How do you find irrational zeros?

Question

I know how to find possible rational zeros p/q and also how to find out if they work as zeros.

But how do you find irrational zeros?

Ex. x^3 + 2x^2 - 4x + 1
rational zeros @ 1

Answer 1

Ok, you have already solved the fist part.

x^3 + 2x^2 - 4x + 1 = 0
(x - 1)(x^2 +3x - 1) = 0

rational zero at x = 1

good job! Now you have:

x^2 + 3x - 1 = 0

I'm going to solve this by competing the square.
(you could use the quadratic formula)

(x + 1.5)^2 = x^2 + 3x + 1.5^2
x^2 + 3x - 1 = (x + 1.5)^2 - 1 -1.5^2 = 0
(x + 1.5)^2 = 1 +1.5^2
x = -1.5 + sqr(1 + 1.5^2) and -1.5 - sqr(1 + 1.5^2)

Answer 2

If you know there is a zero at 1, then you know you can factor (x-1) out of the equation.
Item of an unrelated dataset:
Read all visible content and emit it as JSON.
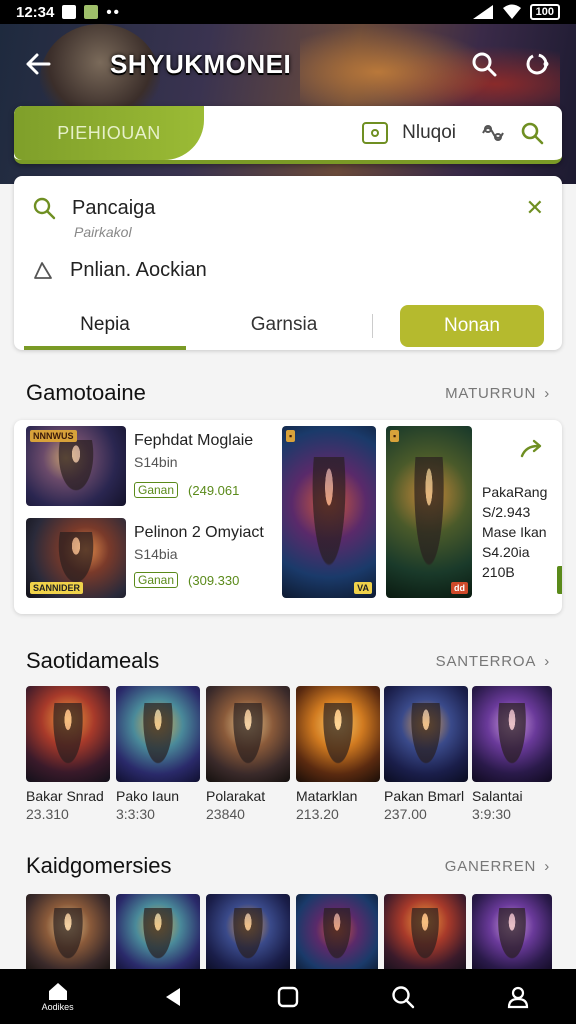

So
x^3 +2x^2 -4x +1 = (x-1)(x^2 +3x - 1). So to find the other "zeroes" or solutions, you need to solve that quadratic equation x^2 + 3x -1 = 0. If you apply the quadratic formula to this, you will get the solutions. Doing it in my head (if I remember the formula correctly), you get (-3 +/- sqrt(13))/2.